The Leadership Insiders network is an online community where the most thoughtful and influential people in business contribute answers to timely questions about careers and leadership. Today’s answer to the question, “How can you play a role in advancing workplace equality?” is written by Anka Wittenberg, chief diversity and inclusion officer at SAP.
When it comes to corporate diversity, we face hidden obstacles not only externally, but also inside ourselves. I was recently boarding a plane to speak at a conference in San Francisco and was immediately greeted by a female pilot. I remember thinking to myself, “Wow, this is great—a female pilot!”
At one point during the 12-hour flight, we experienced turbulence, and I remember vividly thinking to myself, “I hope she has it under control.” Once we safely landed in San Francisco, I realized that if a man had been in the cockpit, that thought would not have crossed my mind.
Despite my own knowledge, education, and understanding of the positive impact of diversity and inclusion, I still held an unconscious bias toward this female pilot. This led me to think about how I could help build a diverse and inclusive workforce at my company.
While diversity has increased substantially within the general workforce over the past three years, change has been slower to come to mid-level management, and is even less evident among senior executives and corporate boards, according to the Leaders 2020 study conducted by SAP and Oxford Economics.
Today, a commitment to diversity and inclusion is much more than a convenience—it is a business imperative. So what role can each of us play in advancing workplace equality?
Make the business case for diversity
Receiving buy-in from the C-suite is certainly a key component for organizational change. To get that buy-in, it’s important to show how diversity and inclusion save money and boost revenue, while also highlighting the long-term value of these initiatives. As a recent McKinsey study shows, “Companies in the top quartile for racial and ethnic diversity are 35% more likely to have financial returns above their respective national industry medians.” Additionally, a 2015 study from Bersin by Deloitte showed that diverse companies had 2.3 times higher cash flow per employee over a three-year period than non-diverse companies did.
Confront unconscious bias
Everyone has unconscious bias. In today’s workplace, it is time for everyone to stop tiptoeing around the issue. These biases are based on our personal experiences and how we see the world. Understanding the reality of unconscious bias is an important component of working to reduce it in the workplace. Providing diversity and inclusion training, using technology to identify and eliminate biased language in job listings, ensuring that underrepresented colleagues have a voice, and opening up opportunities at all levels of your organization are all ways to build a more inclusive, bias-free work environment.
To create real change, instill a sense of teamwork at your organization. You can arrange group lunches or host conference calls to discuss common professional experiences, share best practices, and build relationships. These will help create a stronger sense of community.

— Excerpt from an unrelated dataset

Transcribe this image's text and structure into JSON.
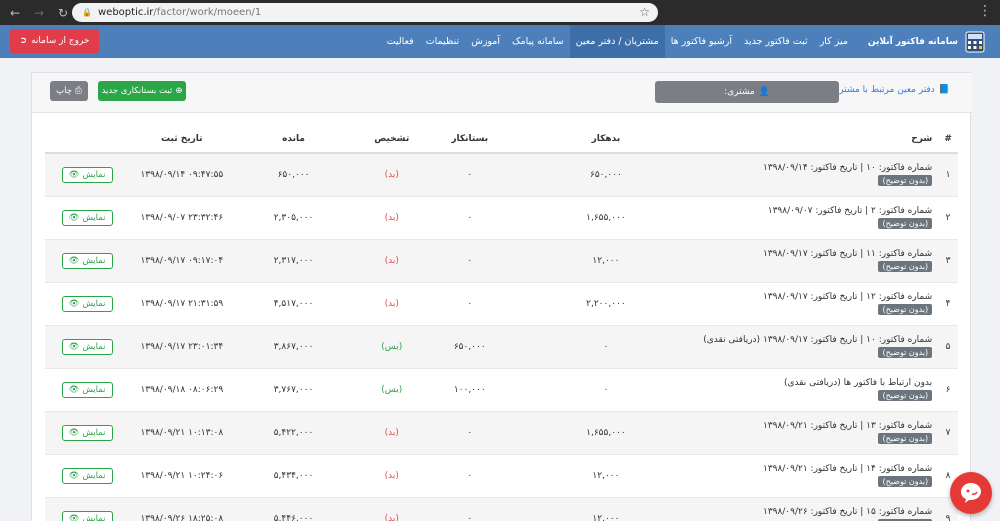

For example, SAP hosts a monthly “Women’s Professional Growth” webcast series, which has reached over 11,000 people in more than 40 countries. This program and similar initiatives have helped employees feel more connected to colleagues around the globe who are often facing similar challenges and obstacles, and creates a space to share and listen to inspirational stories. This sense of community creates better peer relationships, builds cultural understanding, and opens up honest dialogue.
Working to move your business beyond bias is critical to advancing workplace equality—and a more inclusive workforce is more innovative, better understands its customers, and outperforms the competition. The road to greater diversity can start with anyone at any level, and will ultimately lead to a more inclusive environment with happier and more productive employees. And it’s personally rewarding to know that you’ve transformed your professional culture for the better.